Checklists were published in newspapers across Massachusetts to encourage participation, and the effort succeeded spectacularly. Department staff received thousands of responses, and summary reports were published in summer issues of Sanctuary magazine. So many responses were received that the capacity of the staff to analyze the information was overwhelmed, and after several years the project went into hibernation. In 1997, Focus on Feeders re-emerged and has been operating continuously to the present day.

White-breasted Nuthatch and House Finch. Photo by Bruce de Graaf.
White-breasted Nuthatch and House Finch.
Photo by Bruce de Graaf.
In an effort to provide our friends and participants with more of the data they've been helping Mass Audubon compile, for the first time we present the summary results comprising the past 20 years of feeder watching. The database will be updated every year.

In a project of this sort it is not possible to simply ascribe changes in reported feeder activity to changes in bird abundance. A variety of factors must be accounted for, including weather immediately before and during the count period, as well as changes in the number and distribution of participants.
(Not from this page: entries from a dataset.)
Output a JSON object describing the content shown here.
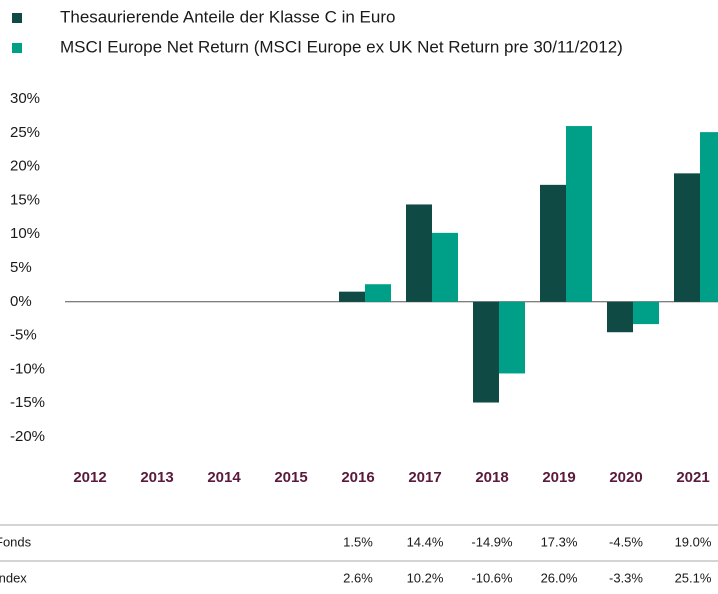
{
  "chart_data": {
    "type": "bar",
    "categories": [
      "2012",
      "2013",
      "2014",
      "2015",
      "2016",
      "2017",
      "2018",
      "2019",
      "2020",
      "2021"
    ],
    "series": [
      {
        "name": "Thesaurierende Anteile der Klasse C in Euro",
        "row_label": "Fonds",
        "color": "#0f4a45",
        "values": [
          null,
          null,
          null,
          null,
          1.5,
          14.4,
          -14.9,
          17.3,
          -4.5,
          19.0
        ],
        "value_labels": [
          null,
          null,
          null,
          null,
          "1.5%",
          "14.4%",
          "-14.9%",
          "17.3%",
          "-4.5%",
          "19.0%"
        ]
      },
      {
        "name": "MSCI Europe Net Return (MSCI Europe ex UK Net Return pre 30/11/2012)",
        "row_label": "Index",
        "color": "#00a088",
        "values": [
          null,
          null,
          null,
          null,
          2.6,
          10.2,
          -10.6,
          26.0,
          -3.3,
          25.1
        ],
        "value_labels": [
          null,
          null,
          null,
          null,
          "2.6%",
          "10.2%",
          "-10.6%",
          "26.0%",
          "-3.3%",
          "25.1%"
        ]
      }
    ],
    "ylim": [
      -20,
      30
    ],
    "yticks": [
      {
        "value": 30,
        "label": "30%"
      },
      {
        "value": 25,
        "label": "25%"
      },
      {
        "value": 20,
        "label": "20%"
      },
      {
        "value": 15,
        "label": "15%"
      },
      {
        "value": 10,
        "label": "10%"
      },
      {
        "value": 5,
        "label": "5%"
      },
      {
        "value": 0,
        "label": "0%"
      },
      {
        "value": -5,
        "label": "-5%"
      },
      {
        "value": -10,
        "label": "-10%"
      },
      {
        "value": -15,
        "label": "-15%"
      },
      {
        "value": -20,
        "label": "-20%"
      }
    ]
  }
}
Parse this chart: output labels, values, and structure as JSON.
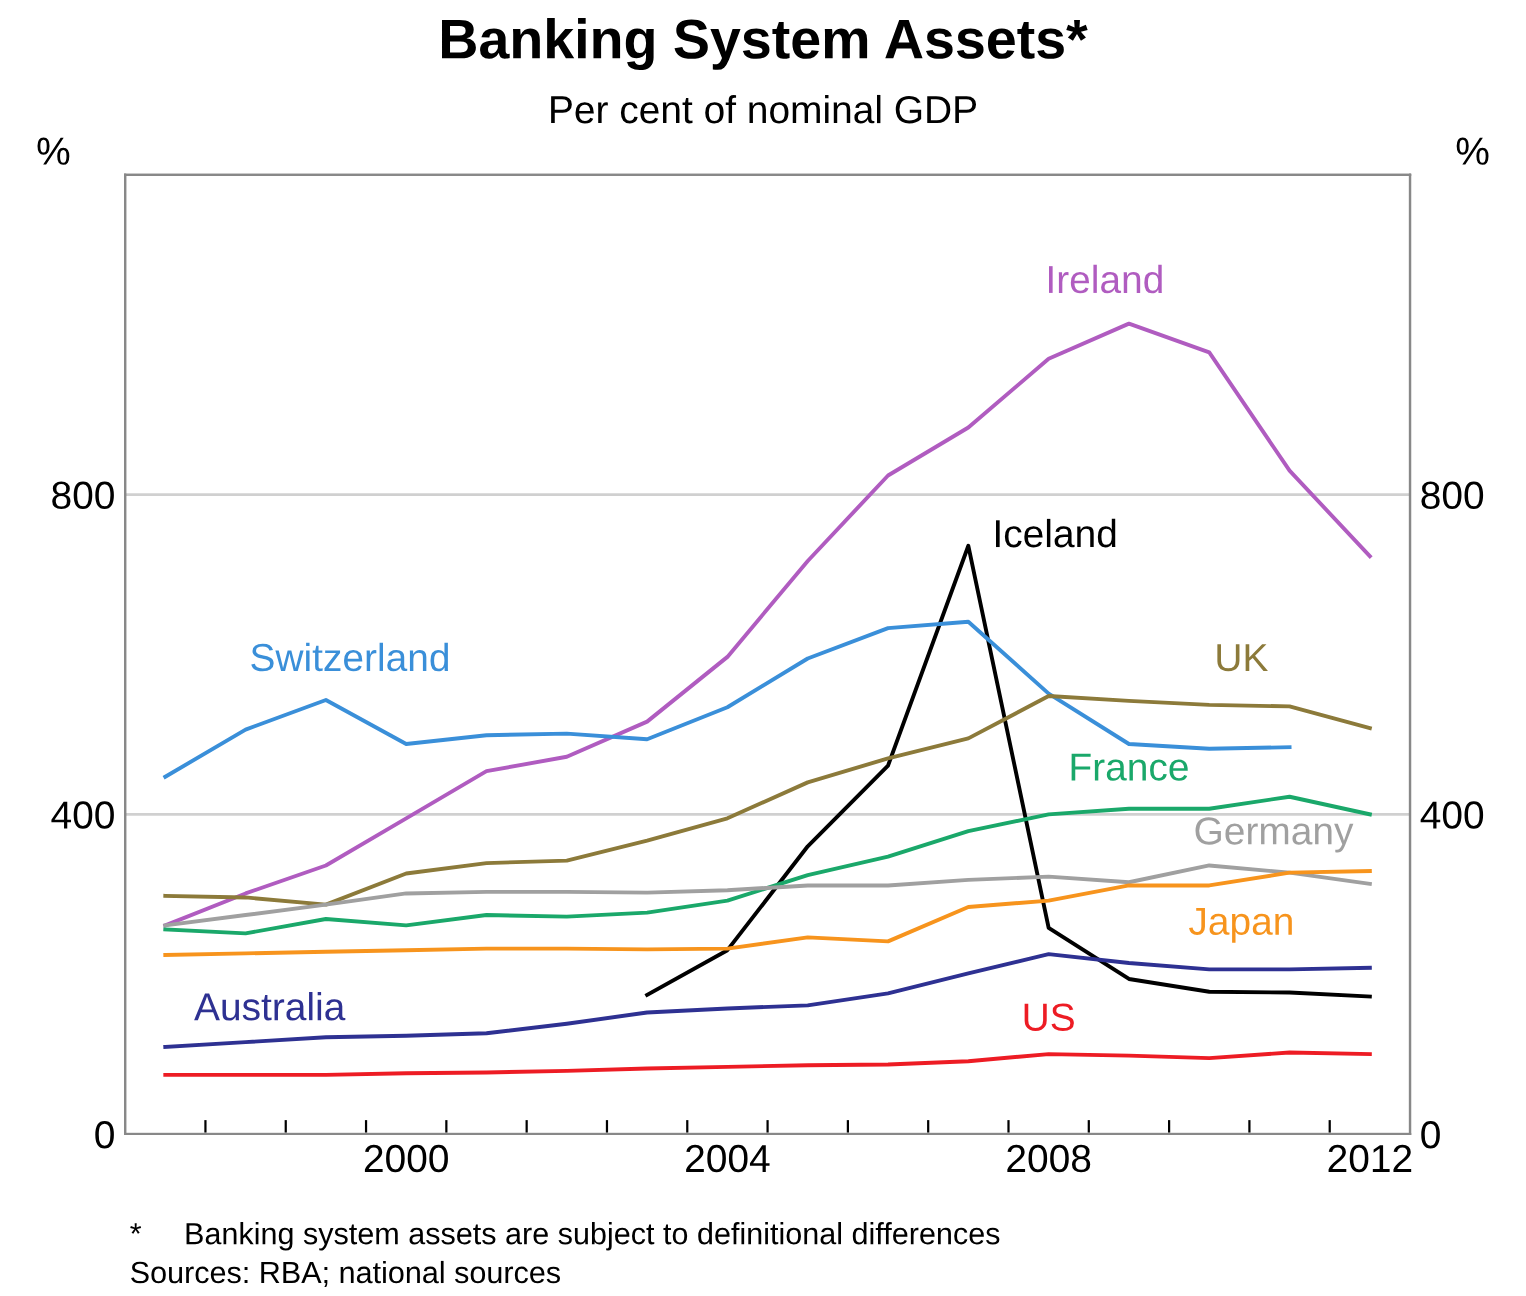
{
  "chart_data": {
    "type": "line",
    "title": "Banking System Assets*",
    "subtitle": "Per cent of nominal GDP",
    "ylabel": "%",
    "y2label": "%",
    "x": [
      1997,
      1998,
      1999,
      2000,
      2001,
      2002,
      2003,
      2004,
      2005,
      2006,
      2007,
      2008,
      2009,
      2010,
      2011,
      2012
    ],
    "series": [
      {
        "name": "Ireland",
        "color": "#b05cc0",
        "values": [
          261,
          301,
          336,
          395,
          454,
          472,
          516,
          597,
          717,
          824,
          884,
          970,
          1014,
          978,
          830,
          723
        ]
      },
      {
        "name": "Iceland",
        "color": "#000000",
        "values": [
          null,
          null,
          null,
          null,
          null,
          null,
          174,
          230,
          360,
          461,
          736,
          258,
          194,
          178,
          177,
          172
        ]
      },
      {
        "name": "Switzerland",
        "color": "#3a8fd9",
        "values": [
          447,
          506,
          543,
          488,
          499,
          501,
          494,
          534,
          595,
          633,
          641,
          551,
          488,
          482,
          484,
          null
        ]
      },
      {
        "name": "UK",
        "color": "#8c7a3a",
        "values": [
          298,
          296,
          287,
          326,
          339,
          342,
          367,
          395,
          440,
          470,
          495,
          548,
          542,
          537,
          535,
          508
        ]
      },
      {
        "name": "France",
        "color": "#1aa86a",
        "values": [
          256,
          251,
          269,
          261,
          274,
          272,
          277,
          292,
          324,
          347,
          379,
          400,
          407,
          407,
          422,
          400
        ]
      },
      {
        "name": "Germany",
        "color": "#a0a0a0",
        "values": [
          261,
          274,
          287,
          301,
          303,
          303,
          302,
          305,
          311,
          311,
          318,
          322,
          315,
          336,
          327,
          313
        ]
      },
      {
        "name": "Japan",
        "color": "#f7941d",
        "values": [
          224,
          226,
          228,
          230,
          232,
          232,
          231,
          232,
          246,
          241,
          284,
          292,
          311,
          311,
          327,
          329
        ]
      },
      {
        "name": "Australia",
        "color": "#2e3192",
        "values": [
          109,
          115,
          121,
          123,
          126,
          138,
          152,
          157,
          161,
          176,
          201,
          225,
          214,
          206,
          206,
          208
        ]
      },
      {
        "name": "US",
        "color": "#ed1c24",
        "values": [
          74,
          74,
          74,
          76,
          77,
          79,
          82,
          84,
          86,
          87,
          91,
          100,
          98,
          95,
          102,
          100
        ]
      }
    ],
    "xlim": [
      1996.5,
      2012.5
    ],
    "xticks": [
      {
        "value": 1997.5,
        "label": null
      },
      {
        "value": 1998.5,
        "label": null
      },
      {
        "value": 1999.5,
        "label": null
      },
      2000,
      {
        "value": 2000.5,
        "label": null
      },
      {
        "value": 2001.5,
        "label": null
      },
      {
        "value": 2002.5,
        "label": null
      },
      {
        "value": 2003.5,
        "label": null
      },
      2004,
      {
        "value": 2004.5,
        "label": null
      },
      {
        "value": 2005.5,
        "label": null
      },
      {
        "value": 2006.5,
        "label": null
      },
      {
        "value": 2007.5,
        "label": null
      },
      2008,
      {
        "value": 2008.5,
        "label": null
      },
      {
        "value": 2009.5,
        "label": null
      },
      {
        "value": 2010.5,
        "label": null
      },
      {
        "value": 2011.5,
        "label": null
      },
      2012
    ],
    "ylim": [
      0,
      1200
    ],
    "yticks": [
      0,
      400,
      800
    ],
    "y2lim": [
      0,
      1200
    ],
    "y2ticks": [
      0,
      400,
      800
    ],
    "grid": "y",
    "legend": false,
    "line_style": "solid",
    "marker": "none",
    "annotations": [
      "*     Banking system assets are subject to definitional differences",
      "Sources: RBA; national sources"
    ]
  }
}
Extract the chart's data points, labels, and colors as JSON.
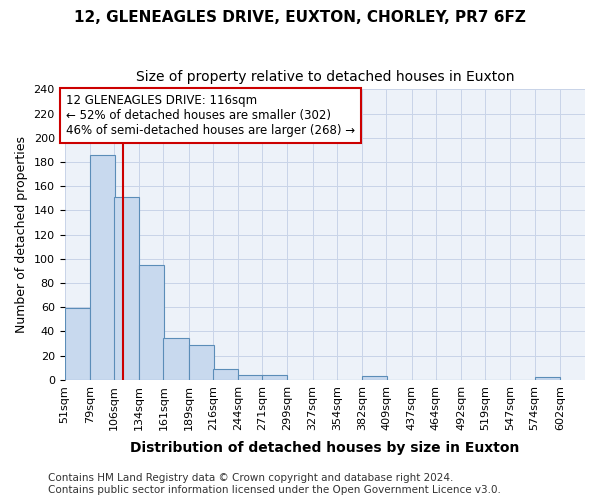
{
  "title": "12, GLENEAGLES DRIVE, EUXTON, CHORLEY, PR7 6FZ",
  "subtitle": "Size of property relative to detached houses in Euxton",
  "xlabel": "Distribution of detached houses by size in Euxton",
  "ylabel": "Number of detached properties",
  "bar_values": [
    59,
    186,
    151,
    95,
    35,
    29,
    9,
    4,
    4,
    0,
    0,
    0,
    3,
    0,
    0,
    0,
    0,
    0,
    0,
    2
  ],
  "bin_labels": [
    "51sqm",
    "79sqm",
    "106sqm",
    "134sqm",
    "161sqm",
    "189sqm",
    "216sqm",
    "244sqm",
    "271sqm",
    "299sqm",
    "327sqm",
    "354sqm",
    "382sqm",
    "409sqm",
    "437sqm",
    "464sqm",
    "492sqm",
    "519sqm",
    "547sqm",
    "574sqm",
    "602sqm"
  ],
  "bin_edges": [
    51,
    79,
    106,
    134,
    161,
    189,
    216,
    244,
    271,
    299,
    327,
    354,
    382,
    409,
    437,
    464,
    492,
    519,
    547,
    574,
    602
  ],
  "bar_color": "#c8d9ee",
  "bar_edge_color": "#5b8db8",
  "property_size": 116,
  "property_line_color": "#cc0000",
  "annotation_text": "12 GLENEAGLES DRIVE: 116sqm\n← 52% of detached houses are smaller (302)\n46% of semi-detached houses are larger (268) →",
  "annotation_box_facecolor": "#ffffff",
  "annotation_box_edgecolor": "#cc0000",
  "ylim": [
    0,
    240
  ],
  "yticks": [
    0,
    20,
    40,
    60,
    80,
    100,
    120,
    140,
    160,
    180,
    200,
    220,
    240
  ],
  "grid_color": "#c8d4e8",
  "background_color": "#edf2f9",
  "footer_line1": "Contains HM Land Registry data © Crown copyright and database right 2024.",
  "footer_line2": "Contains public sector information licensed under the Open Government Licence v3.0.",
  "title_fontsize": 11,
  "subtitle_fontsize": 10,
  "xlabel_fontsize": 10,
  "ylabel_fontsize": 9,
  "tick_fontsize": 8,
  "annotation_fontsize": 8.5,
  "footer_fontsize": 7.5
}
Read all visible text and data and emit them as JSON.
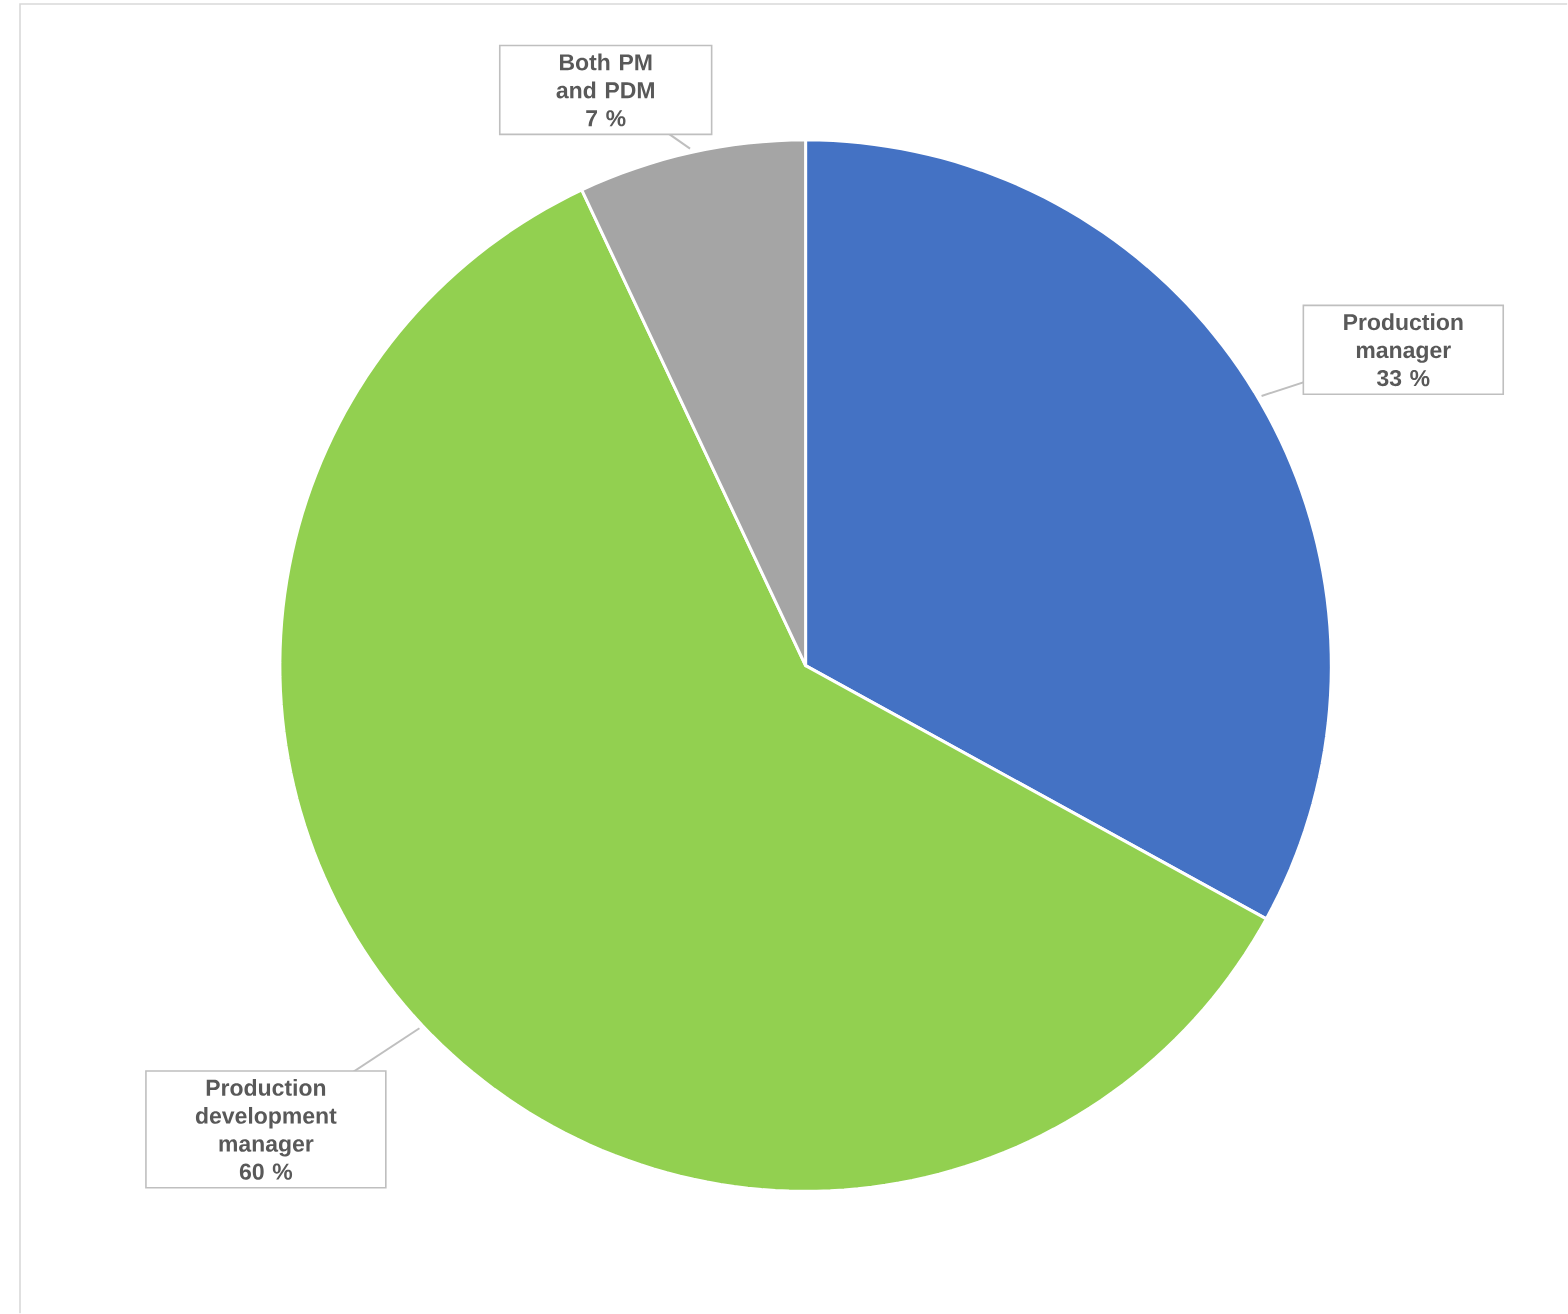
{
  "chart_data": {
    "type": "pie",
    "categories": [
      "Production manager",
      "Production development manager",
      "Both PM and PDM"
    ],
    "values": [
      33,
      60,
      7
    ],
    "colors": [
      "#4472c4",
      "#92d050",
      "#a5a5a5"
    ],
    "value_labels": [
      "33 %",
      "60 %",
      "7 %"
    ]
  }
}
Nevertheless, the results can portray long-term trends, and they have depicted expansion of species from the south, such as Red-bellied Woodpecker and Carolina Wren.

Results for the years are summarized for selected species in three ways, each giving us a slightly different picture of changes in winter feeder activity: 1) absolute number and numbers of birds per participant; 2) rank order of abundance; and 3) frequency, or proportion of participants reporting each species. Rank order and frequency records are relative measures that don't depend on differences in counting among participants. They are less precise measures of abundance, however, and change in rank order for a species is often dependent on the abundance of other species. For simplicity we are displaying the results for only the top 28 species ranked based on the results of the 2007 survey.

Some interesting patterns include the decline in rank of European Starling and House Finch since the late 1980's and the episodic change in relative abundance of Common Redpoll and Pine Siskin—and not always in synchrony.

In general, the most frequently cited species are also the most abundant, with the exception of European Starling and House Sparrow, reflecting their higher abundance in more developed areas and general absence from more rural areas of Massachusetts. It is perhaps not surprising that Black-capped Chickadee, although not the most abundant feeder visitor is the most commonly observed species at feeders—almost every feeder has a visiting Chickadee. Downy Woodpeckers are also commonly observed, even if they are not very abundant.